Que abunden las personas solidarias es una espléndida
noticia que de ninguna manera debemos minusvalorar. Además, si la solidaridad
aumenta, en extensión y en intensidad, seguro que se abren abundantes vías de
mejora, cuando no sencillamente de solución, para los mil y un disfraces que
adopta cada día la miseria.
¿Por qué no ser audaces y soñar que lo pode
mos
conseguir? No serían, en absoluto,
quimeras de ilusos, pues, aunque no se hicieran realidad, nos
impulsarían a progresar con la energía de la utopía...
La solidaridad mueve mucho mercado. No hay más que
fijarse en los aditamentos solidarios de ciertas publicidades, los proyectos
sociales de determinadas entidades financieras o los programas presuntamente
solidarios de algunas televisiones, que en el resto de su programación no se
caracterizan por tratar con dignidad a las personas precisamente. Pero dar un
barniz solidario a los productos, sea cual sea su naturaleza, suele reportar
jugosos beneficios a los balances de resultados, que -no nos engañemos- es lo
que más interesa. Son bomberos que nos piden agua para apagar los fuegos
consumistas que ellos mismos atizan cuanto pueden.

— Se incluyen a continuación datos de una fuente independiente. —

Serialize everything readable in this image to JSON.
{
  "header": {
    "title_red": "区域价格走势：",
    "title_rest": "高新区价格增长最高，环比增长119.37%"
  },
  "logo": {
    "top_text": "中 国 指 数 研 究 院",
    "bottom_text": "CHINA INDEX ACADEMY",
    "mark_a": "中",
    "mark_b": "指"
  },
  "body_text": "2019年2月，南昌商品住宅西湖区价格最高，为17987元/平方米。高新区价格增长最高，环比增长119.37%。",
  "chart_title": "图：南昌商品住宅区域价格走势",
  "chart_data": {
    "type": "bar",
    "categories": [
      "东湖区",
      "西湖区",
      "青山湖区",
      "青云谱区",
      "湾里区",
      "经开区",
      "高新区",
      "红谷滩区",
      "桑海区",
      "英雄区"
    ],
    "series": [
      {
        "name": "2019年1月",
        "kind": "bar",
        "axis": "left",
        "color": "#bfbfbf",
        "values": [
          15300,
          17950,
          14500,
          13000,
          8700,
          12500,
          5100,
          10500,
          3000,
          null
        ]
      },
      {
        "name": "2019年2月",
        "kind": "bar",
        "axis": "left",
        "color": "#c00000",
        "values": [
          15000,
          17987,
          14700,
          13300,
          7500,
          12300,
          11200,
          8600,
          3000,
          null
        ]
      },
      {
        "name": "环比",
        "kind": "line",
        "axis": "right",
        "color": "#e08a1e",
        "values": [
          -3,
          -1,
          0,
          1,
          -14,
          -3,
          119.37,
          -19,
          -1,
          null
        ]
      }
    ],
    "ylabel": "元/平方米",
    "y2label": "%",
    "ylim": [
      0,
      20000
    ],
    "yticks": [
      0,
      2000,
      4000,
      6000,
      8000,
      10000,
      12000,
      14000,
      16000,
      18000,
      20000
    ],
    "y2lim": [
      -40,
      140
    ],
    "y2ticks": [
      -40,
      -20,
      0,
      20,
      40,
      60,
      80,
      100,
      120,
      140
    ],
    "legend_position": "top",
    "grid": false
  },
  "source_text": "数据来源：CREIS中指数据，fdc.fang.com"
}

Por no hablar de los así llamados ‘embajadores’ de la
solidaridad oficial, que en su intimidad disfrutan de unos caprichos de lujo
insultantes; como el de la que acaba de regalar a su marido una isla en forma
de corazón, ‘ideal para escapadas románticas’. Su precio: quince millones de
dólares. ¿Cómo osará viajar luego a África con una camiseta, para abrazar
sonriente a un mocoso lleno de moscas?
La excusa de la solidaridad nunca debería servir para
traspasar ciertas barreras. Al contrario, solidaridad tendría que casar con
responsabilidad social, impulsar a opciones de vida más sobrias, menos
estridentes, más justas, en definitiva. Esa es la solidaridad de los milagros,
la verdadera, y no la que justifica cualquier cosa con una recaudación, siempre
insuficiente y no pocas veces indigna.